Kawamura Memorial Museum of Art, Sakura, Japan (2004); Dallas Museum of Art (2005–2006); The Menil Collection, Houston (2007–2008); and The Phillips Collection, Washington, DC (2010). In 2015–2016, Dia Chelsea, New York, presented a retrospective spanning six decades of Ryman’s career, featuring works from the 1950s through the 2000s. The exhibition traveled to Museo Jumex, Mexico City, in 2017.

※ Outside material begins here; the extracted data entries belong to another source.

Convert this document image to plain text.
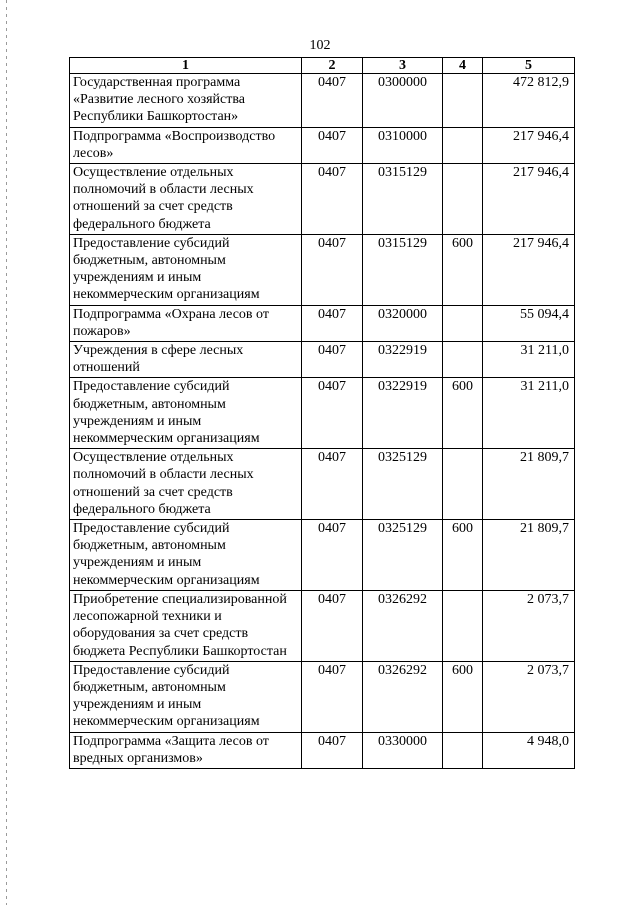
102
1	2	3	4	5
Государственная программа «Развитие лесного хозяйства Республики Башкортостан»	0407	0300000		472 812,9
Подпрограмма «Воспроизводство лесов»	0407	0310000		217 946,4
Осуществление отдельных полномочий в области лесных отношений за счет средств федерального бюджета	0407	0315129		217 946,4
Предоставление субсидий бюджетным, автономным учреждениям и иным некоммерческим организациям	0407	0315129	600	217 946,4
Подпрограмма «Охрана лесов от пожаров»	0407	0320000		55 094,4
Учреждения в сфере лесных отношений	0407	0322919		31 211,0
Предоставление субсидий бюджетным, автономным учреждениям и иным некоммерческим организациям	0407	0322919	600	31 211,0
Осуществление отдельных полномочий в области лесных отношений за счет средств федерального бюджета	0407	0325129		21 809,7
Предоставление субсидий бюджетным, автономным учреждениям и иным некоммерческим организациям	0407	0325129	600	21 809,7
Приобретение специализированной лесопожарной техники и оборудования за счет средств бюджета Республики Башкортостан	0407	0326292		2 073,7
Предоставление субсидий бюджетным, автономным учреждениям и иным некоммерческим организациям	0407	0326292	600	2 073,7
Подпрограмма «Защита лесов от вредных организмов»	0407	0330000		4 948,0
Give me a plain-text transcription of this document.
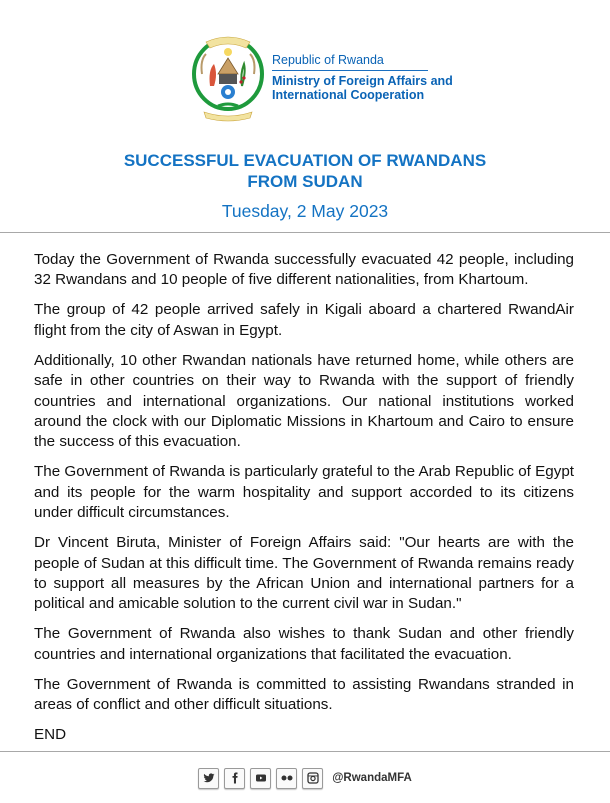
Republic of Rwanda
Ministry of Foreign Affairs and
International Cooperation
SUCCESSFUL EVACUATION OF RWANDANS
FROM SUDAN
Tuesday, 2 May 2023

Today the Government of Rwanda successfully evacuated 42 people, including 32 Rwandans and 10 people of five different nationalities, from Khartoum.

The group of 42 people arrived safely in Kigali aboard a chartered RwandAir flight from the city of Aswan in Egypt.

Additionally, 10 other Rwandan nationals have returned home, while others are safe in other countries on their way to Rwanda with the support of friendly countries and international organizations. Our national institutions worked around the clock with our Diplomatic Missions in Khartoum and Cairo to ensure the success of this evacuation.

The Government of Rwanda is particularly grateful to the Arab Republic of Egypt and its people for the warm hospitality and support accorded to its citizens under difficult circumstances.

Dr Vincent Biruta, Minister of Foreign Affairs said: "Our hearts are with the people of Sudan at this difficult time. The Government of Rwanda remains ready to support all measures by the African Union and international partners for a political and amicable solution to the current civil war in Sudan."

The Government of Rwanda also wishes to thank Sudan and other friendly countries and international organizations that facilitated the evacuation.

The Government of Rwanda is committed to assisting Rwandans stranded in areas of conflict and other difficult situations.

END

@RwandaMFA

Ryman’s work can be found in prominent institutional collections worldwide, including the Allen Memorial Art Museum, Oberlin College, Ohio; Art Gallery of Ontario, Toronto; Art Institute of Chicago; Baltimore Museum of Art; Bonnefantenmuseum, Maastricht, the Netherlands; Buffalo AKG Art Museum, New York; Carnegie Museum of Art, Pittsburgh; Centre Pompidou, Paris; Dallas Museum of Art; Des Moines Art Center, Iowa; Dia Art Foundation, New York; Fundación “la Caixa,” Barcelona; Hirshhorn Museum and Sculpture Garden, Washington, DC; Ho-Am Art Museum, Seoul; Israel Museum, Jerusalem; J. Paul Getty Museum, Los Angeles; Kawamura Memorial Museum of Art, Sakura, Japan; Kunsthaus Zürich; Kunstmuseum Winterthur, Switzerland; Louisiana Museum of Modern Art, Humlebaek, Denmark; The Menil Collection, Houston; The Metropolitan Museum of Art, New York; Moderna Museet, Stockholm; Museum für Moderne Kunst, Frankfurt; Museum Ludwig, Cologne; Museum of Contemporary Art, Chicago; Museum of Contemporary Art, Los Angeles; Museum of Fine Arts, Boston; The Museum of Modern Art, New York; National Gallery of Art, Washington, DC; Peggy Guggenheim Collection, Venice; Philadelphia Museum of Art; San Francisco Museum of Modern Art; Seattle Art Museum; Solomon R. Guggenheim Museum, New York; Stedelijk Museum, Amsterdam; Tate, United Kingdom; Tokyo Metropolitan Art Museum; Van Abbemuseum, Eindhoven, the Netherlands; Wadsworth Atheneum Museum of Art, Hartford, Connecticut; Whitney Museum of American Art, New York; and Yale University Art Gallery, New Haven, Connecticut.